A decisão teve como base a Súmula nº 443 do Tribunal Superior do Trabalho, que estabelece a presunção de dispensa discriminatória nos casos em que o empregado é portador de doença grave que desperta estigma ou preconceito. De acordo com o entendimento consolidado, cabe ao empregador o ônus de demonstrar que a rescisão do contrato ocorreu por motivo legítimo, alheio ao estado de saúde do trabalhador.
No caso analisado, o empregado foi admitido em fevereiro de 2007 para exercer a função de líder de oficina.
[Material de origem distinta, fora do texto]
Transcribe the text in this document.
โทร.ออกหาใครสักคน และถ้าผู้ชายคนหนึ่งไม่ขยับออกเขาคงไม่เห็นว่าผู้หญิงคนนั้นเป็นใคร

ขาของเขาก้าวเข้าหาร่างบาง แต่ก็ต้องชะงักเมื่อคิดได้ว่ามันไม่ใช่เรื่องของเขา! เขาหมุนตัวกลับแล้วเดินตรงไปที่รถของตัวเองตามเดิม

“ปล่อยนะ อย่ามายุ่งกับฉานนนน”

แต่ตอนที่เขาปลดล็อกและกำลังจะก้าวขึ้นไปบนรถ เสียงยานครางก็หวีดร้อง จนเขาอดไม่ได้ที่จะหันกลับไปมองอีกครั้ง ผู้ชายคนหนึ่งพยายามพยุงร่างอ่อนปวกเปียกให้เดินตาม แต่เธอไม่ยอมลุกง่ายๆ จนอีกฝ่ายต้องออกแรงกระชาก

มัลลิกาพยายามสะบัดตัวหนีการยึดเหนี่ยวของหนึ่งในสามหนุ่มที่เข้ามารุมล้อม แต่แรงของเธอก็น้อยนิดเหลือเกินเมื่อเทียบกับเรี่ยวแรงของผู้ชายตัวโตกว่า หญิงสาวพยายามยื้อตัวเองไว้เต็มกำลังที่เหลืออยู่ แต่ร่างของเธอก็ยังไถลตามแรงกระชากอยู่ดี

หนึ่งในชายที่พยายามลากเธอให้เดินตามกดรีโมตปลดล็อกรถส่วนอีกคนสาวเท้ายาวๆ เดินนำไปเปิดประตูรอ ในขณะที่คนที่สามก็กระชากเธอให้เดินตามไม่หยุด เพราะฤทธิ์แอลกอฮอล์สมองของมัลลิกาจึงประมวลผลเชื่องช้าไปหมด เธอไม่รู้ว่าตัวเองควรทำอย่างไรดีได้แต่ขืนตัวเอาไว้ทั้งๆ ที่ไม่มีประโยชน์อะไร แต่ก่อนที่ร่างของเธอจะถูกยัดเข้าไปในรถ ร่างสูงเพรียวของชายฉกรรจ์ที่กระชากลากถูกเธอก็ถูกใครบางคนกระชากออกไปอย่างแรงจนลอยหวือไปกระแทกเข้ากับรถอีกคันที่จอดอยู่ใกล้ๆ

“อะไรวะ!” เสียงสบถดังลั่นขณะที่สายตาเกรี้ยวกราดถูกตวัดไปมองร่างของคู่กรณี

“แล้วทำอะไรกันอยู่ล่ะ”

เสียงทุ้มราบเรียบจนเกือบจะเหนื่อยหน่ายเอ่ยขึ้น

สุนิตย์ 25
Em maio de 2008, sofreu um acidente de trabalho que resultou em lesão no pé esquerdo, a qual evoluiu para uma neoplasia maligna. Ainda naquele ano, o trabalhador passou a receber benefício previdenciário, permanecendo afastado por longo período.
O afastamento se estendeu até março de 2024, quando o INSS cessou o benefício, apesar de o empregado continuar em tratamento oncológico. Quinze dias após o retorno às atividades, o trabalhador foi dispensado sem justa causa pela empresa.
Durante o julgamento, a concessionária sustentou que a demissão ocorreu dentro do exercício regular do direito potestativo do empregador, alegando não haver discriminação. No entanto, não apresentou provas concretas de um motivo técnico, econômico ou disciplinar que justificasse o desligamento.
Para a 2ª Turma do TRT-PR, a ausência de comprovação de causa legítima reforçou a presunção de dispensa discriminatória. Segundo o colegiado, a proximidade temporal entre o retorno do empregado ao trabalho e a demissão, somada ao histórico de doença grave, evidenciou a violação aos direitos da personalidade do trabalhador.
No voto condutor, a relatora Rosemarie Diedrichs Pimpão destacou que, diante da neoplasia grave e da falta de prova por parte da empresa, prevalece a presunção de veracidade da alegação de discriminação, nos termos da Súmula 443 do TST. Com isso, ficou caracterizado o dever de indenizar pelos danos morais sofridos.
Da decisão, ainda cabe recurso às instâncias superiores.